5 Es brachte ihn zur Verzweiflung, dass das Durendal, für das er dreihundertfünfzig Euro bezahlt hatte, bei seinem Schwiegervater über dem Kamin enden sollte. Gekauft hatte Saverio Moneta es mit dem Gedanken, damit den Friedhofswächter von Oriolo niederzumetzeln oder es jedenfalls als Opferwaffe für die Blutriten der Sekte zu benutzen.
    Die Autos kamen nur im Schritttempo voran. Auf einer Reihe Palmen, die im Winter erfroren waren, hingen bunte Lämpchen, deren Geblinke sich im Heck der Mercedesse und Jaguars vor den Autohäusern spiegelte.
    Es muss wirklich einen Unfall gegeben haben.
    Saverio schaltete das Radio ein und suchte den Verkehrskanal. Ein Teil seines Hirns arbeitete unablässig daran, sich eine Aktion auszudenken, die er Murder und den anderen vorschlagen könnte.
    Und wenn wir zum Beispiel Padre Tonino, den Pfarrer von Capranica, umbrächten?
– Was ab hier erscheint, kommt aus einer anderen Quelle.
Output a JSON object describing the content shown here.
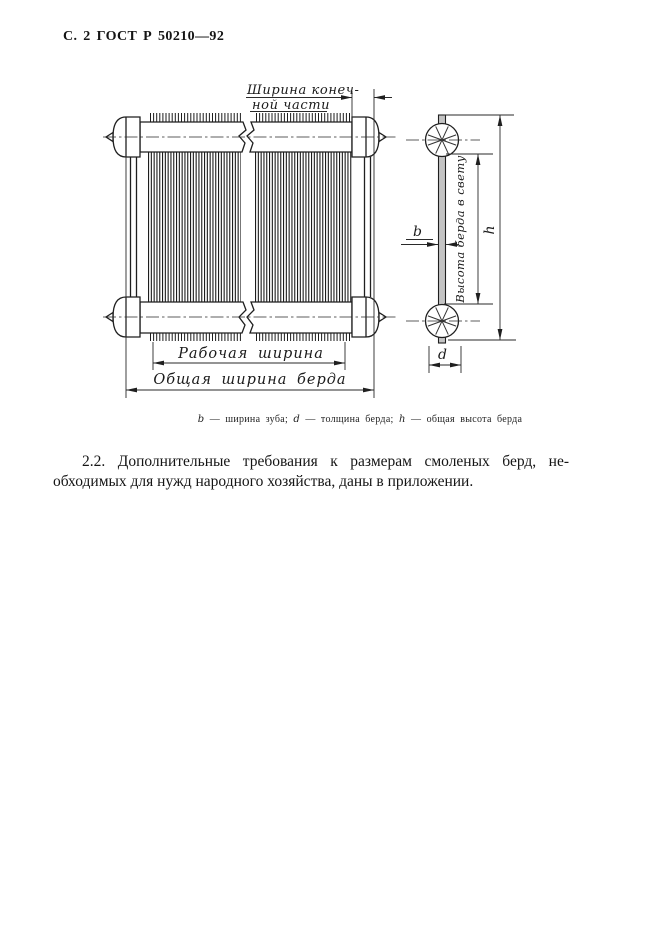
{
  "page": {
    "header": "С. 2 ГОСТ Р 50210—92"
  },
  "figure": {
    "labels": {
      "end_width_line1": "Ширина конеч-",
      "end_width_line2": "ной части",
      "working_width": "Рабочая ширина",
      "overall_width": "Общая ширина берда",
      "clear_height": "Высота берда в свету",
      "b": "b",
      "d": "d",
      "h": "h"
    },
    "caption": {
      "parts": [
        {
          "sym": "b",
          "desc": " — ширина зуба; "
        },
        {
          "sym": "d",
          "desc": " — толщина берда; "
        },
        {
          "sym": "h",
          "desc": " — общая высота берда"
        }
      ]
    }
  },
  "body_text": {
    "line1": "2.2. Дополнительные требования к размерам смоленых берд, не-",
    "line2": "обходимых для нужд народного хозяйства, даны в приложении."
  },
  "colors": {
    "ink": "#1b1b1b",
    "paper": "#ffffff"
  }
}
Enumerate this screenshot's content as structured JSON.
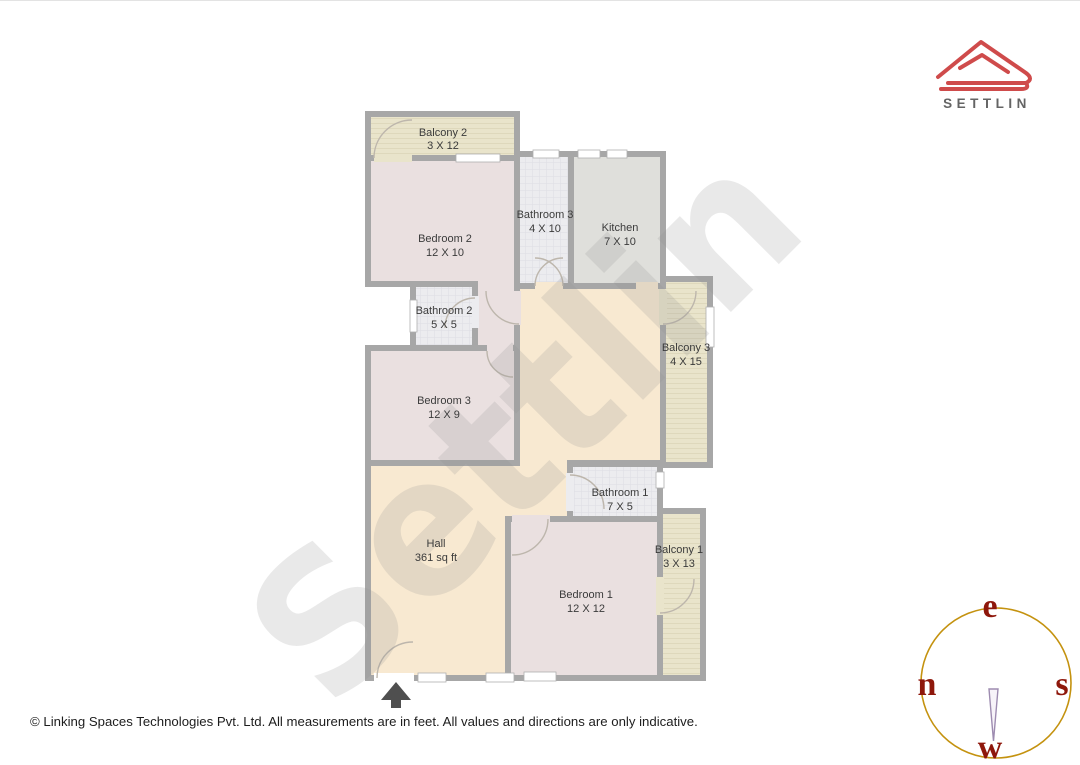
{
  "watermark": {
    "text": "Settlin"
  },
  "logo": {
    "brand": "SETTLIN",
    "accent_color": "#cf4b4b",
    "text_color": "#646464"
  },
  "rooms": {
    "balcony2": {
      "name": "Balcony 2",
      "dims": "3 X 12"
    },
    "bedroom2": {
      "name": "Bedroom 2",
      "dims": "12 X 10"
    },
    "bathroom3": {
      "name": "Bathroom 3",
      "dims": "4 X 10"
    },
    "kitchen": {
      "name": "Kitchen",
      "dims": "7 X 10"
    },
    "bathroom2": {
      "name": "Bathroom 2",
      "dims": "5 X 5"
    },
    "bedroom3": {
      "name": "Bedroom 3",
      "dims": "12 X 9"
    },
    "balcony3": {
      "name": "Balcony 3",
      "dims": "4 X 15"
    },
    "hall": {
      "name": "Hall",
      "dims": "361 sq ft"
    },
    "bathroom1": {
      "name": "Bathroom 1",
      "dims": "7 X 5"
    },
    "bedroom1": {
      "name": "Bedroom 1",
      "dims": "12 X 12"
    },
    "balcony1": {
      "name": "Balcony 1",
      "dims": "3 X 13"
    }
  },
  "compass": {
    "top": "e",
    "left": "n",
    "right": "s",
    "bottom": "w",
    "ring_color": "#c4920f",
    "letter_color": "#8e170b"
  },
  "footer": {
    "copyright": "© Linking Spaces Technologies Pvt. Ltd. All measurements are in feet. All values and directions are only indicative."
  },
  "palette": {
    "wall": "#a7a7a7",
    "hall": "#f8e9d1",
    "bedroom": "#eae0e0",
    "bathroom": "#ececef",
    "kitchen": "#dfdfdb",
    "balcony": "#e9e4cb"
  }
}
    Das Handy läutete erneut. Nein, bitte nicht … Schon wieder Serena? Doch auf dem Display erschien: UNBEKANNTE NUMMER. Das war bestimmt der alte Sack, der die Nummer unterdrückte, um ihn hereinzulegen.
    Egisto Mastrodomenico, Serenas Vater, war siebenundsiebzig Jahre alt und kannte sich mit Handys und Computern besser aus als jeder Sechzehnjährige. In seinem Büro im letzten Stock des Mobilificio dei Mastri d’Ascia Tirolesi hatte er eine Batterie von Computern, die mit Kameras verbunden waren, um die ihn jedes Casino in Las Vegas beneidet hätte. Den ganzen Tag lang wurde die Leistung der fünfzehn Verkäufer aufgezeichnet, als wäre man in einer Realitysoap. Und Saverio, der Chef der Abteilung Tiroler Möbel, hatte vier Objektive auf sich gerichtet.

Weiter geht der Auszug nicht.